Calcification of auricular cartilage is usually asymptomatic.1-6 Some patients complain of discomfort such as pressure due to a hard auricle.1-6 When calcification progresses to the external ear canal, patients sometimes have complaints such as otalgia or aural fullness2,5 as shown in our patient.
The diagnosis of calcification of auricular cartilage can be easily made by physical examination and history taking. It should be confirmed by radiologic or histopathologic examinations.1-7 CT is a very sensitive and good method for diagnosing calcification of auricular and external ear canal cartilage. 4 In our patient, CT was performed periodically to check the degree of calcification, especially the external ear canal cartilage.
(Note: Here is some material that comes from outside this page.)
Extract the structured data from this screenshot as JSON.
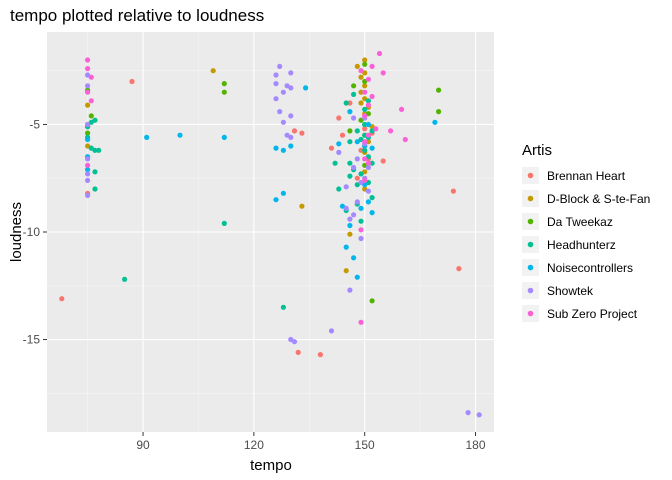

The treatment for calcification of auricular cartilage has not been clearly established due to a small number of patients.1-5 For most asymptomatic patients, observation without special treatment is recommended. If the patient complains of discomfort, surgical treatment is performed to improve symptoms. It has been reported good results can be obtained after meatoplasty in patients with calcification of the external ear canal cartilage.2-5 However, extensively calcified lesions are difficult to remove, and surgery itself may exacerbate calcification of auricular and external ear canal cartilage. 3 Our patient complained of aural fullness due to calcification progressing to the external ear canal cartilage. However, his symptoms are not severe. In addition, he has a normal hearing. Thus, he is being followed up periodically.
Calcification of auricular and external ear canal cartilage is irreversible. Thus, periodic follow-up is required to check the disease progression and the occurrence of symptoms. 1 Patients should be instructed not to irritate their ears to prevent disease progression. 2
Conclusion
We present an extremely rare case of bilateral auricular and external ear canal cartilage calcification in a patient with acromegaly. Clinicians should be aware that auricular and external ear canal cartilage calcification can occur in a patient with acromegaly.
Footnotes
Declaration of conflicting interests
The author(s) declared no potential conflicts of interest with respect to the research, authorship, and/or publication of this article.
Funding
The author(s) received no financial support for the research, authorship, and/or publication of this article.